ORION 2.1 also brings improvements to the management console, called the Navigator GUI, which Vision says has been completely redesigned to simplify monitoring of important replication and role swap functions, in addition to new drill-down capabilities. The release also includes new “performance accelerators” that speed replication, auditing, monitoring, and role-swap processes.
Vlok said the recent releases of ORION and iTera HA benefit from the coming-together of the two products’ engineering and design teams. “Just that process brought up so many ideas,” he said. “We brought out new releases of each of two products that customers can benefit from an ease-of-use, role swap, and ease-of-integration perspective. That was the first step. The plan is to continue to work on both of those products and, in time, cross pollinate, and work toward a converged product.”
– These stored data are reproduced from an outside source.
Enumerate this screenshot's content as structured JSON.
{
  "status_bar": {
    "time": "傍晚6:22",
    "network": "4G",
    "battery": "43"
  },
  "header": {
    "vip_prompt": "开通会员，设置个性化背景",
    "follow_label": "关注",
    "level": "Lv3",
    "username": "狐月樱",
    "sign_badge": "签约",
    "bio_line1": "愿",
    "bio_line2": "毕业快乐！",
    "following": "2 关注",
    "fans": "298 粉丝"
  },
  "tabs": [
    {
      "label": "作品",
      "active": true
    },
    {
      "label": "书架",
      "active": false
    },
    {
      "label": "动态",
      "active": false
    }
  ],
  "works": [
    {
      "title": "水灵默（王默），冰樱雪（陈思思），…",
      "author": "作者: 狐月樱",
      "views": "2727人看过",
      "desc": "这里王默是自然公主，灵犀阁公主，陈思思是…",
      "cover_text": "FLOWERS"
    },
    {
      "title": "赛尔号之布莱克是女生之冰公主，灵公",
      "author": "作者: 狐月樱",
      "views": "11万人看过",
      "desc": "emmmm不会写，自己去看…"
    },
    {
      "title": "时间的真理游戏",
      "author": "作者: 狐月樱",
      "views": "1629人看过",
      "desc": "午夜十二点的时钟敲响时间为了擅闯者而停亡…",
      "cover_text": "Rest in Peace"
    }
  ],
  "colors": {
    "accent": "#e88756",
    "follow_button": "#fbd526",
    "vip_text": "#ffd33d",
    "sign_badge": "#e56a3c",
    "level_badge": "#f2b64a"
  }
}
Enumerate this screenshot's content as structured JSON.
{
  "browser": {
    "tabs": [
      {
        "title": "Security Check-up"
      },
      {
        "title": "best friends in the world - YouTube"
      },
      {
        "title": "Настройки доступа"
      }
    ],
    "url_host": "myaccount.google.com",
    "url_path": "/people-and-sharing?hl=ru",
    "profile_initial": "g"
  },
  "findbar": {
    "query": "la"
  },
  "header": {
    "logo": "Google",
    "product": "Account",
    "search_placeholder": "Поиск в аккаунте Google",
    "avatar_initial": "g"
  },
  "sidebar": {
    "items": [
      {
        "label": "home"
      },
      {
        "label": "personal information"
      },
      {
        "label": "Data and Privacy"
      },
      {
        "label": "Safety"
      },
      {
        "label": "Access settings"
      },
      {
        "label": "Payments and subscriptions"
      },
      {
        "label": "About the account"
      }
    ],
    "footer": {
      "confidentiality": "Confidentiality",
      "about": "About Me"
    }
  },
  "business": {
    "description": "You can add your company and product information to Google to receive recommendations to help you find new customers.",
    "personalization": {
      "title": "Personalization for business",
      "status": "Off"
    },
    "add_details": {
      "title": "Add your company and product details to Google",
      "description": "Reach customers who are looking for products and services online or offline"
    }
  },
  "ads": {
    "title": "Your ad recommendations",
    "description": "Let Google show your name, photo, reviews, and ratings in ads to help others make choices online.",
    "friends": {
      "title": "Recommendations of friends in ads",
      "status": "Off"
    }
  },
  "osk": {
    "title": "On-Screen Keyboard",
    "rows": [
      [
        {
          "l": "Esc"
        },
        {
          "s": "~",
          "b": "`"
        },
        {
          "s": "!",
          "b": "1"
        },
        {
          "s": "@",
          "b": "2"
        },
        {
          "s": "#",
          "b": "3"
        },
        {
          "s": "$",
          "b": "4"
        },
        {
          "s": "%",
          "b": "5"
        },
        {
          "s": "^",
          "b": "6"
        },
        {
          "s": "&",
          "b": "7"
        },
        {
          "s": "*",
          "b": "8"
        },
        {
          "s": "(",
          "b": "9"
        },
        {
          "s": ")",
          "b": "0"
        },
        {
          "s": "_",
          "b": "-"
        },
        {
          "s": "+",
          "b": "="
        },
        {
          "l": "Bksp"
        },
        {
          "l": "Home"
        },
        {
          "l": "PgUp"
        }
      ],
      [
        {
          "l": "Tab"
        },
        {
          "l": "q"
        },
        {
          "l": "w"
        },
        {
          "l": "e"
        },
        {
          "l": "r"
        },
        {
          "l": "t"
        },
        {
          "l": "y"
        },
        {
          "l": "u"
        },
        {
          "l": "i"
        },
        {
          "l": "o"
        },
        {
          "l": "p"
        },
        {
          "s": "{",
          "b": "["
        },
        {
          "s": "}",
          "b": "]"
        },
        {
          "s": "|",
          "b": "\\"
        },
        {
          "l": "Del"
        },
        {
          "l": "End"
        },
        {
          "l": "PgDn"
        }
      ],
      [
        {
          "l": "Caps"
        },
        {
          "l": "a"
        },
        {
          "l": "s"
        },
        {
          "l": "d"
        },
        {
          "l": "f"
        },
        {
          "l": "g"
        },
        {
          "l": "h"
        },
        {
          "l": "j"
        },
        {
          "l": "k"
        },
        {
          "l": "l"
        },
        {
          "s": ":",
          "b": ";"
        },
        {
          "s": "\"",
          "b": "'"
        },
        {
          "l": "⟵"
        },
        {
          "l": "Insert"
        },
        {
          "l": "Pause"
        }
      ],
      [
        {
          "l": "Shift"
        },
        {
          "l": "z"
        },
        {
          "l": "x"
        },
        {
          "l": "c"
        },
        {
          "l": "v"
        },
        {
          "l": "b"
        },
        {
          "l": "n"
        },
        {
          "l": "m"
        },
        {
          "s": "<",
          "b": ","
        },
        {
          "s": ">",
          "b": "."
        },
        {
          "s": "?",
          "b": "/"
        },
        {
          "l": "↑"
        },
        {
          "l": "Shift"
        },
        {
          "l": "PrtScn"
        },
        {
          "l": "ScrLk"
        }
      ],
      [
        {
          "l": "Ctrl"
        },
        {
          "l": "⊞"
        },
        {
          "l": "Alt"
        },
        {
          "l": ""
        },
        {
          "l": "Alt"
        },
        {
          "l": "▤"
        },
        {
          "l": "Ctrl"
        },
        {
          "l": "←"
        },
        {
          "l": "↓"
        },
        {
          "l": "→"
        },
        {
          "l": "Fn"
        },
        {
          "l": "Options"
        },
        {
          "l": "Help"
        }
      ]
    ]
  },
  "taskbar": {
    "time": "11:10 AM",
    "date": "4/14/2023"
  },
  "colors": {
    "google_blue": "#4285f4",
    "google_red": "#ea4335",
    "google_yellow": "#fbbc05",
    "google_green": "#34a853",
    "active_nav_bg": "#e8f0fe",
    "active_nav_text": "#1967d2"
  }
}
Vision has assigned engineers to begin planning and building a converged product. Aside from the fact that it will feature the remote journaling underpinnings of iTera HA, its potential feature set has yet to be publicly disclosed by Vision. The product does not yet have a name, nor a timeline for development. The company’s product roadmaps go out about three years, but that doesn’t necessarily mean the company will release, at that time, a third converged product that’s a hybrid of ORION and iTera HA. Much has yet to be decided, and plans could shift, which mandates a degree of caution in public statements in the meantime.
“We do think, in time, the products will merge closer together and, in time, will gradually be one product. Our decision is not to force that but to let it happen over time,” Vlok said. “The bottom line is we’re taking stuff out of each of those two products, cross pollinating where we think is the biggest bang for our buck, and starting work on bringing a converged product that will have important parts from both product sets.”
Meanwhile, Vision’s inside sales team will push the hardest on iTera HA, especially in the North American market, where iTera and Echo2 had their strongest traction. In the global market, where Vision’s ORION is stronger, the shift to iTera HA will take longer, in part because Vision relies more heavily on its reseller channel to sell software. But over time, iTera HA will become an important product sold overseas, too.
The key will be to communicate with customers and satisfy their high availability requirements, according to Vlok. “We’ve launched a concerted effort, calling each of our customers, making sure they’re on board and, if they want to speak with an executive, we’ve made the people available,” he said. “My philosophy is, if customers are if happy, there’s no reason to force them in an upgrade path of a product out there today.”